Taking away that choice will result in injury and death for many. And, in some cases, it already has. In Poland, a 30-year-old mother named Izabela died of sepsis because her doctors refused to abort her 22-week-old fetus, even if they were aware of severe foetal defects. The fetus was unlikely to survive because of developmental defects, but under Polish law, the presence of a heartbeat meant that Izabela couldn’t legally get an abortion. One of the last text messages she sent before her death read “I hope that I don’t have septicaemia, otherwise I will not make it. It’s dreadful. And I have to wait.”

Her death spurred massive protests in Poland and around the world, prompting the Polish government to clarify that abortion is allowed in circumstances where the life of the pregnant person is at risk. Unfortunately, says Katarzyna Kotula, one of the organizers of these protests, “the doctors will be afraid to perform abortions,”. Healthcare providers are in a difficult position where they could be forced to choose between their patient’s life and breaking the law.

Image source: David Zuchowicz/Agencja via REUTERS

How can we reduce abortion rates?

While abortion is an issue wrought with tragedy, there are success stories where abortion rates have been reduced without restricting it.

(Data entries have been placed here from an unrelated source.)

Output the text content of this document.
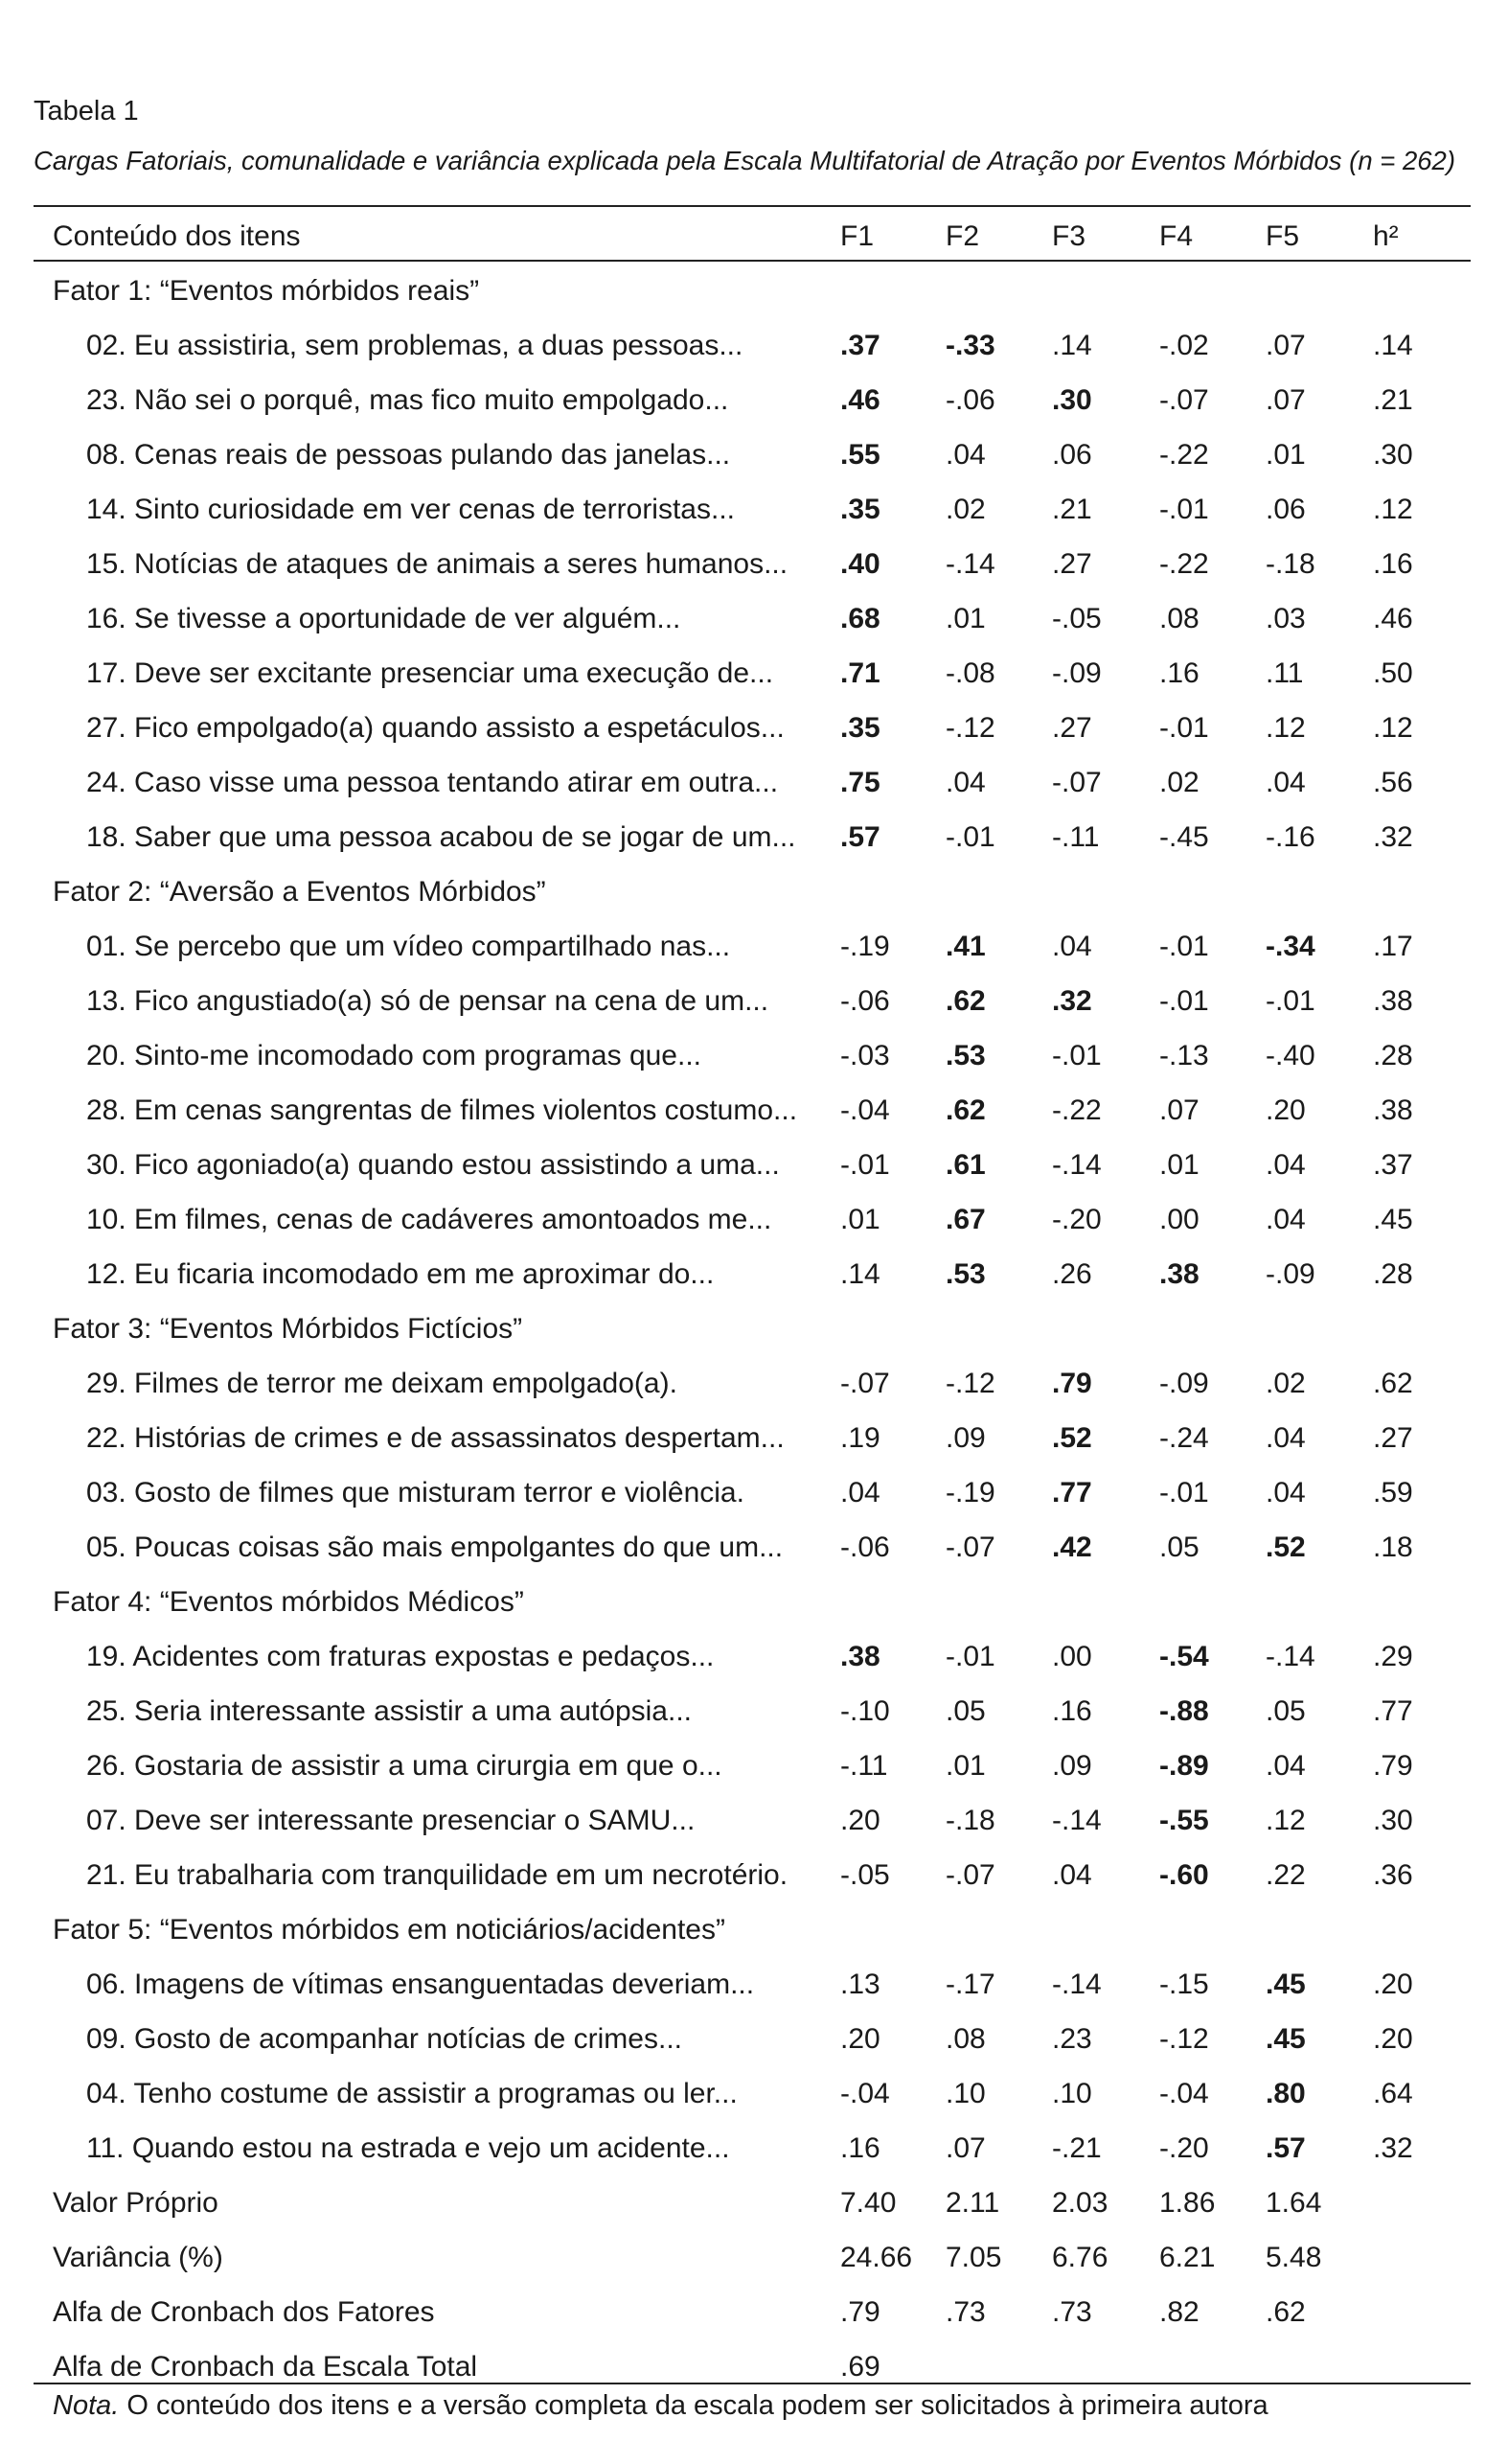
Tabela 1
Cargas Fatoriais, comunalidade e variância explicada pela Escala Multifatorial de Atração por Eventos Mórbidos (n = 262)
Conteúdo dos itens	F1 F2	F3	F4	F5	h²
Fator 1: “Eventos mórbidos reais”
02. Eu assistiria, sem problemas, a duas pessoas...	.37 -.33 .14 -.02 .07 .14
23. Não sei o porquê, mas fico muito empolgado...	.46 -.06 .30 -.07 .07 .21
08. Cenas reais de pessoas pulando das janelas...	.55 .04 .06 -.22 .01 .30
14. Sinto curiosidade em ver cenas de terroristas...	.35 .02 .21 -.01 .06 .12
15. Notícias de ataques de animais a seres humanos... .40 -.14 .27 -.22 -.18 .16
16. Se tivesse a oportunidade de ver alguém...	.68 .01 -.05 .08 .03 .46
17. Deve ser excitante presenciar uma execução de... .71 -.08 -.09 .16 .11 .50
27. Fico empolgado(a) quando assisto a espetáculos... .35 -.12 .27 -.01 .12 .12
24. Caso visse uma pessoa tentando atirar em outra... .75 .04 -.07 .02 .04 .56
18. Saber que uma pessoa acabou de se jogar de um... .57 -.01 -.11 -.45 -.16 .32
Fator 2: “Aversão a Eventos Mórbidos”
01. Se percebo que um vídeo compartilhado nas...	-.19 .41 .04 -.01 -.34 .17
13. Fico angustiado(a) só de pensar na cena de um... -.06 .62 .32 -.01 -.01 .38
20. Sinto-me incomodado com programas que...	-.03 .53 -.01 -.13 -.40 .28
28. Em cenas sangrentas de filmes violentos costumo... -.04 .62 -.22 .07 .20 .38
30. Fico agoniado(a) quando estou assistindo a uma... -.01 .61 -.14 .01 .04 .37
10. Em filmes, cenas de cadáveres amontoados me... .01 .67 -.20 .00 .04 .45
12. Eu ficaria incomodado em me aproximar do...	.14 .53 .26 .38 -.09 .28
Fator 3: “Eventos Mórbidos Fictícios”
29. Filmes de terror me deixam empolgado(a).	-.07 -.12 .79 -.09 .02 .62
22. Histórias de crimes e de assassinatos despertam... .19 .09 .52 -.24 .04 .27
03. Gosto de filmes que misturam terror e violência.	.04 -.19 .77 -.01 .04 .59
05. Poucas coisas são mais empolgantes do que um... -.06 -.07 .42 .05 .52 .18
Fator 4: “Eventos mórbidos Médicos”
19. Acidentes com fraturas expostas e pedaços...	.38 -.01 .00 -.54 -.14 .29
25. Seria interessante assistir a uma autópsia...	-.10 .05 .16 -.88 .05 .77
26. Gostaria de assistir a uma cirurgia em que o...	-.11 .01 .09 -.89 .04 .79
07. Deve ser interessante presenciar o SAMU...	.20 -.18 -.14 -.55 .12 .30
21. Eu trabalharia com tranquilidade em um necrotério. -.05 -.07 .04 -.60 .22 .36
Fator 5: “Eventos mórbidos em noticiários/acidentes”
06. Imagens de vítimas ensanguentadas deveriam...	.13 -.17 -.14 -.15 .45 .20
09. Gosto de acompanhar notícias de crimes...	.20 .08 .23 -.12 .45 .20
04. Tenho costume de assistir a programas ou ler...	-.04 .10 .10 -.04 .80 .64
11. Quando estou na estrada e vejo um acidente...	.16 .07 -.21 -.20 .57 .32
Valor Próprio	7.40 2.11 2.03 1.86 1.64
Variância (%)	24.66 7.05 6.76 6.21 5.48
Alfa de Cronbach dos Fatores	.79 .73 .73 .82 .62
Alfa de Cronbach da Escala Total	.69
Nota. O conteúdo dos itens e a versão completa da escala podem ser solicitados à primeira autora
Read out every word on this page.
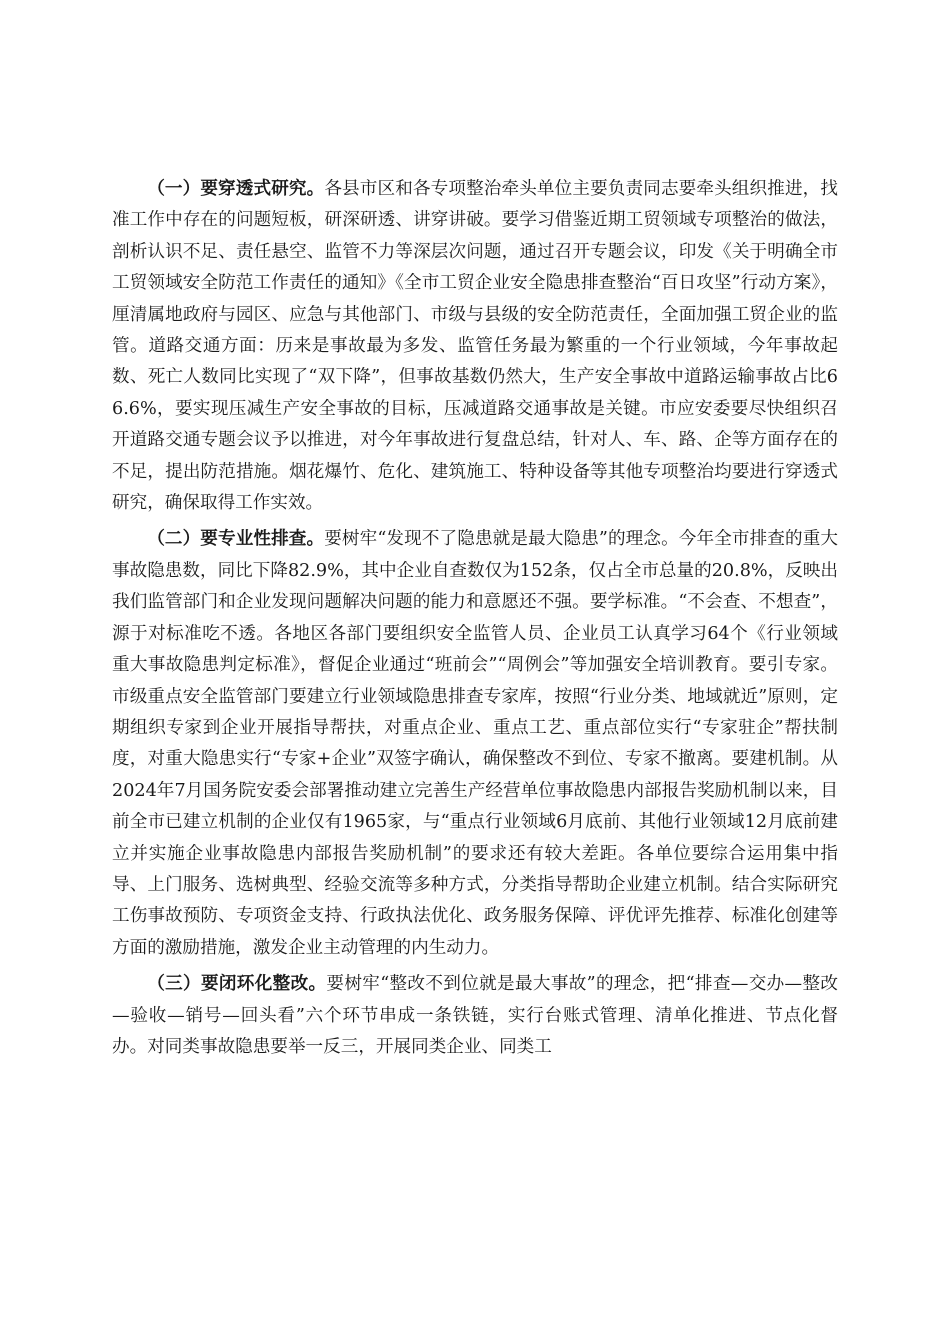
（一）要穿透式研究。各县市区和各专项整治牵头单位主要负责同志要牵头组织推进，找准工作中存在的问题短板，研深研透、讲穿讲破。要学习借鉴近期工贸领域专项整治的做法，剖析认识不足、责任悬空、监管不力等深层次问题，通过召开专题会议，印发《关于明确全市工贸领域安全防范工作责任的通知》《全市工贸企业安全隐患排查整治“百日攻坚”行动方案》，厘清属地政府与园区、应急与其他部门、市级与县级的安全防范责任，全面加强工贸企业的监管。道路交通方面：历来是事故最为多发、监管任务最为繁重的一个行业领域，今年事故起数、死亡人数同比实现了“双下降”，但事故基数仍然大，生产安全事故中道路运输事故占比66.6%，要实现压减生产安全事故的目标，压减道路交通事故是关键。市应安委要尽快组织召开道路交通专题会议予以推进，对今年事故进行复盘总结，针对人、车、路、企等方面存在的不足，提出防范措施。烟花爆竹、危化、建筑施工、特种设备等其他专项整治均要进行穿透式研究，确保取得工作实效。

（二）要专业性排查。要树牢“发现不了隐患就是最大隐患”的理念。今年全市排查的重大事故隐患数，同比下降82.9%，其中企业自查数仅为152条，仅占全市总量的20.8%，反映出我们监管部门和企业发现问题解决问题的能力和意愿还不强。要学标准。“不会查、不想查”，源于对标准吃不透。各地区各部门要组织安全监管人员、企业员工认真学习64个《行业领域重大事故隐患判定标准》，督促企业通过“班前会”“周例会”等加强安全培训教育。要引专家。市级重点安全监管部门要建立行业领域隐患排查专家库，按照“行业分类、地域就近”原则，定期组织专家到企业开展指导帮扶，对重点企业、重点工艺、重点部位实行“专家驻企”帮扶制度，对重大隐患实行“专家+企业”双签字确认，确保整改不到位、专家不撤离。要建机制。从2024年7月国务院安委会部署推动建立完善生产经营单位事故隐患内部报告奖励机制以来，目前全市已建立机制的企业仅有1965家，与“重点行业领域6月底前、其他行业领域12月底前建立并实施企业事故隐患内部报告奖励机制”的要求还有较大差距。各单位要综合运用集中指导、上门服务、选树典型、经验交流等多种方式，分类指导帮助企业建立机制。结合实际研究工伤事故预防、专项资金支持、行政执法优化、政务服务保障、评优评先推荐、标准化创建等方面的激励措施，激发企业主动管理的内生动力。

（三）要闭环化整改。要树牢“整改不到位就是最大事故”的理念，把“排查—交办—整改—验收—销号—回头看”六个环节串成一条铁链，实行台账式管理、清单化推进、节点化督办。对同类事故隐患要举一反三，开展同类企业、同类工
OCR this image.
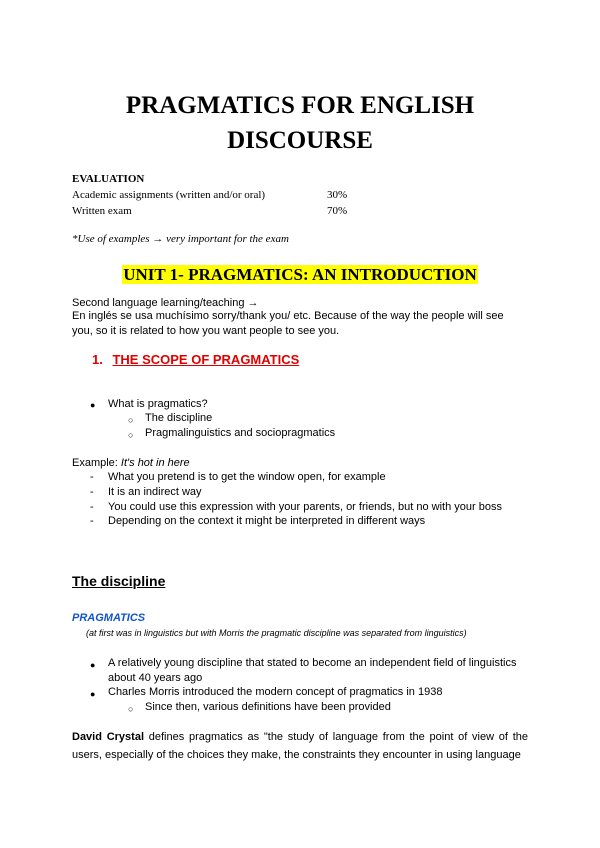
PRAGMATICS FOR ENGLISH
DISCOURSE
EVALUATION
Academic assignments (written and/or oral)	30%
Written exam	70%
*Use of examples → very important for the exam
UNIT 1- PRAGMATICS: AN INTRODUCTION
Second language learning/teaching →
En inglés se usa muchísimo sorry/thank you/ etc. Because of the way the people will see
you, so it is related to how you want people to see you.
1. THE SCOPE OF PRAGMATICS
● What is pragmatics?
○ The discipline
○ Pragmalinguistics and sociopragmatics
Example: It's hot in here
- What you pretend is to get the window open, for example
- It is an indirect way
- You could use this expression with your parents, or friends, but no with your boss
- Depending on the context it might be interpreted in different ways
The discipline
PRAGMATICS
(at first was in linguistics but with Morris the pragmatic discipline was separated from linguistics)
● A relatively young discipline that stated to become an independent field of linguistics
about 40 years ago
● Charles Morris introduced the modern concept of pragmatics in 1938
○ Since then, various definitions have been provided
David Crystal defines pragmatics as "the study of language from the point of view of the users, especially of the choices they make, the constraints they encounter in using language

The state of Colorado has one of the lowest abortion rates in the United States because they made family planning a public health issue. Intrauterine devices (IUD), which can prevent pregnancy for years and don’t require women to take a pill every day, are available for free if you qualify as low income. Pharmacists can prescribe birth control, so people don’t have to pay for a doctor’s appointment to access it. Also, the morning-after pill is available over-the-counter. As a result, the teen abortion rate decreased by 64%. It is estimated that these measures saved the state nearly $70 million. The percentage of high school drop-outs in the state has also reduced.

While these measures are, in my opinion, the best way to reduce abortion, it’s important to remember that not everyone can take birth control and not everyone chooses to have sex. The most important thing is that our bodies remain our own to control, and this cannot happen if abortion is restricted.